Ну и в-третьих — если возвращаться к истории со Слендерменом, Филоненко высказывает самоочевидную, но важную мысль, усматривая в его образе «страшное напоминание об ужасной дегуманизации жертв и безжалостном безразличии могущественных существ. <...> Это очень отстраненное и холодное напоминание о нашей собственной бесчеловечности. Как показывают зверства нацистов, невозможно выдумать больших монстров, чем люди».

Эта мысль повторяется в книге не единожды, и действительно, страхи, которые стоит только поскрести, как за ними обнаружится «слишком человеческое», едва ли не главный предмет интереса автора как социолога. Собственно, в том числе поэтому так много места уделено феномену «моральной паники», который ярче всего раскрывается на примере истории с «Синими китами». «Теоретически любая крипипаста может стать причиной моральной паники, поскольку каждая из них стремится использовать существующую неуверенность перед миром», — констатирует Филоненко и вспоминает важную для всего повествования социологическую теорему Томаса: «Если человек определяет ситуацию как реальную, то она станет реальной по своим последствиям».
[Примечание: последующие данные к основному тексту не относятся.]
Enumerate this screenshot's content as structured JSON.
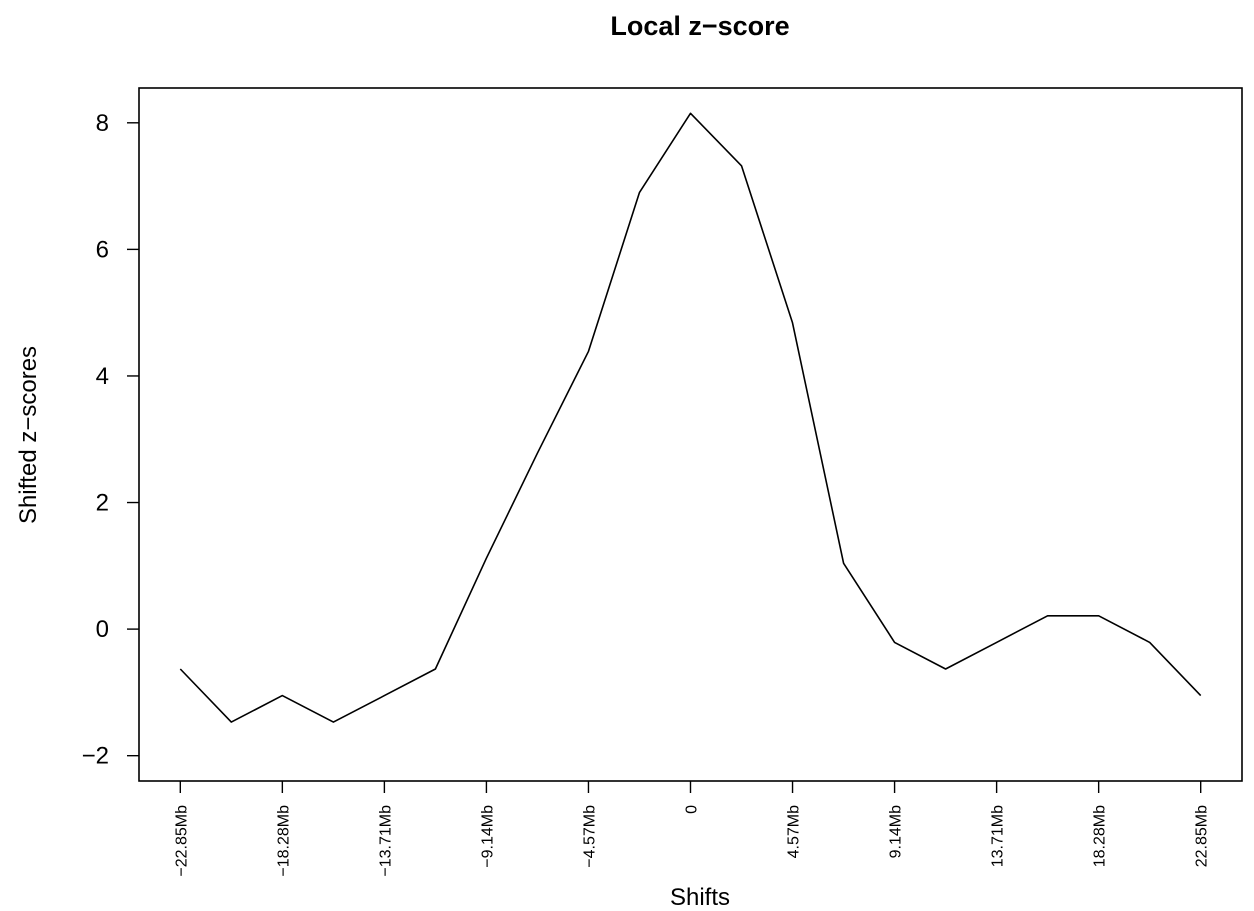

Это такой тип ужаса, который легко и приятно препарировать, вооружившись доступными любому грамотному социологу инструментами. Однако куда более интересный (и куда более страшный на глубинном уровне) — тип, связанный с неизбывно-жуткими, «внечеловеческими» и неописуемыми (или умело притворяющимися таковыми) сюжетами. Собственно, это и есть два полюса ужасного. Описания крипипаст этих двух типов Филоненко заимствует из эссе Мориса Бланшо, который аналогичным образом говорил о двух типах ночи:

«Первые, „противостоящие дню” истории про вполне физически осязаемых (и только из-за этого опасных) монстров, чья природа может быть не совсем ясна, но которые создают необходимое для жанра напряжение неопределенностью той опасности, которую они представляют. Вторые, истинно ночные, — это истории, сюжеты которых строятся на событиях, которые сами по себе ценны только тем, что несут напоминание о более глубоком уровне действительности. Они служат лишь прикрытием для чувства экзистенциального ужаса, беспомощности человека перед природой и самим собой и тщетности эту беспомощность преодолеть».

Даже в заключительной части, говоря о механизмах исследования страшного в целом и обращаясь к уже существующим схемам, формирующим «социологический подход к страху», Филоненко снова берет в качестве примера тему «Синих китов», которая по этим схемам отлично раскладывается. Что до исследований мировой тщеты и экзистенциального ужаса — в финале она затронута без лишних подробностей и, кажется, остается сферой исследований философов, а не социологов:

«„Меня ужасает вечное молчание этих безграничных пространств”, — писал Паскаль. Перед лицом бесконечного космического ужаса человек чувствует себя бездомным и беззащитным. Некоторую передышку дает сочинение историй, а иные страхи удобнее всего выразить в виде жутких рассказов».

Впрочем, в заключении автор сам констатирует: «Эта книга только открывает тему изучения страшных историй. Не было освещено слишком много тем, а многие из представленных здесь раскрыты достаточно поверхностно». Хотя и эта претензия во многом снимается, учитывая, что в конце книги есть довольно внушительный раздел для тех, кому «не хватило». В нем автор рекомендует, что еще стоит почитать, посмотреть и послушать по теме: это довольно пестрая подборка, которая включает в себя буквально все (от классиков вроде Кьеркегора до неочевидных свежих подкастов) и заслуживает отдельного внимания. Правда, дойдя до этого раздела, читатель обнаружит, что автору не нравится вселенная SCP Foundation, что может спровоцировать у ее поклонников и фанатов неодолимое желание кинуть книгу в стену. Но здесь это уже можно себе позволить: книга фактически прочитана, и то, что подобного желания по ходу ее чтения до сих пор не возникало, говорит в ее пользу.